NOTE: The Diva has been rethinking this suggestion based on comments from readers. More leadership and decisiveness are needed for the recovery, but not in the form of a czar.
Asking for a “Czar” sends the wrong message. What is needed is more mutual coordination of activities by all involved stakeholders. The article you cite refers to a federal interagency group. “Czar” implies a hierarchical command and control model. The administrative leader of an interagency group is more or a chairperson and facilitator. I would argue that Puerto Rico needs something similar, with its record of decisions open to the public.
Good observations. I have been rethinking my idea based on comments from readers. Thanks.

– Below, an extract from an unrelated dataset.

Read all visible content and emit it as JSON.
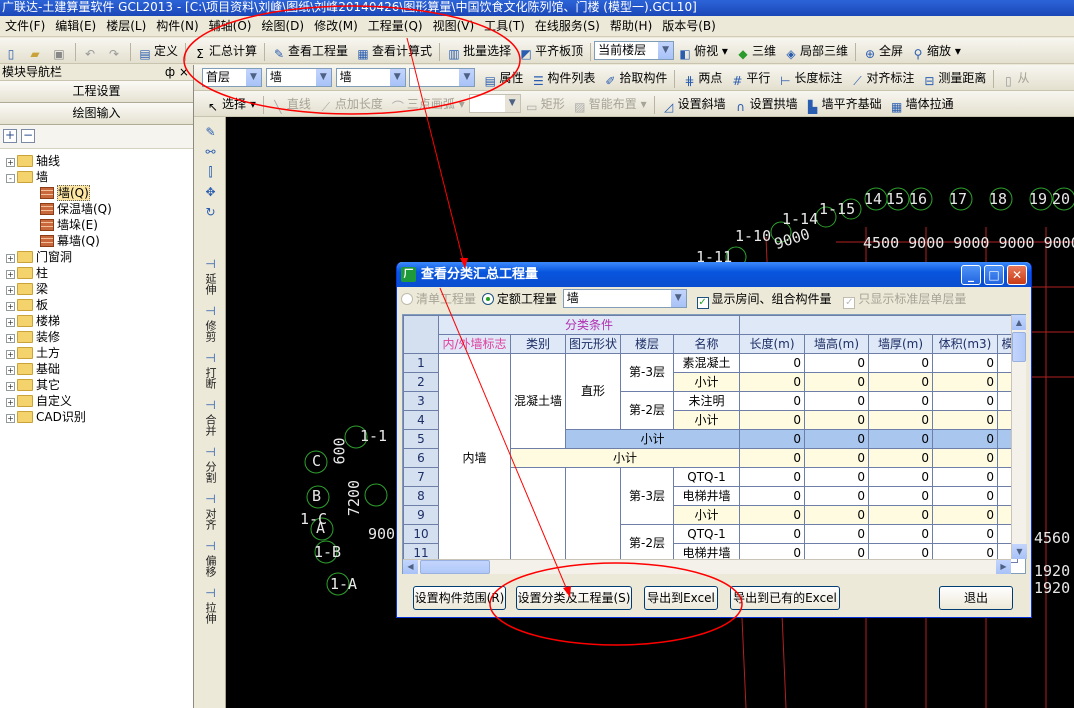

As I see it, the reason a Hurricane Czar was apparently needed in 1992 was that the president had appointed a guy to run FEMA with no disaster experience and whose mandate existed on paper but not in reality, and in an agency that had become a dumping ground for ineffective political hangers-on and which focused overwhelmingly on nuclear civil defense to the expense of all-hazards planning. Starting in 1993, there was in fact a Hurricane Czar: it was the new FEMA Director, who had the full backing of the President and was tasked with organizing an effective Federal disaster response while bolstering training and guidance (and funds) to strengthen State and local response capability as well. Bottom line: If the people at the top care about disaster preparedness, know what they’re doing, and are willing to support and fund it, then the FEMA Director can run things just fine. But if President and his top people are, with all due respect, corrupt and ineffective folks interested only in enriching themselves and staying in power by stirring up racism and bigotry, then calling someone a “Hurricane Czar” won’t fix anything.
Right you are. Things in Puerto Rico would not be in the mess they are if the initial response for the feds were adequate and appropriate. If the President decides to care about PR, I think a special appointee could help resolve the many conflicts.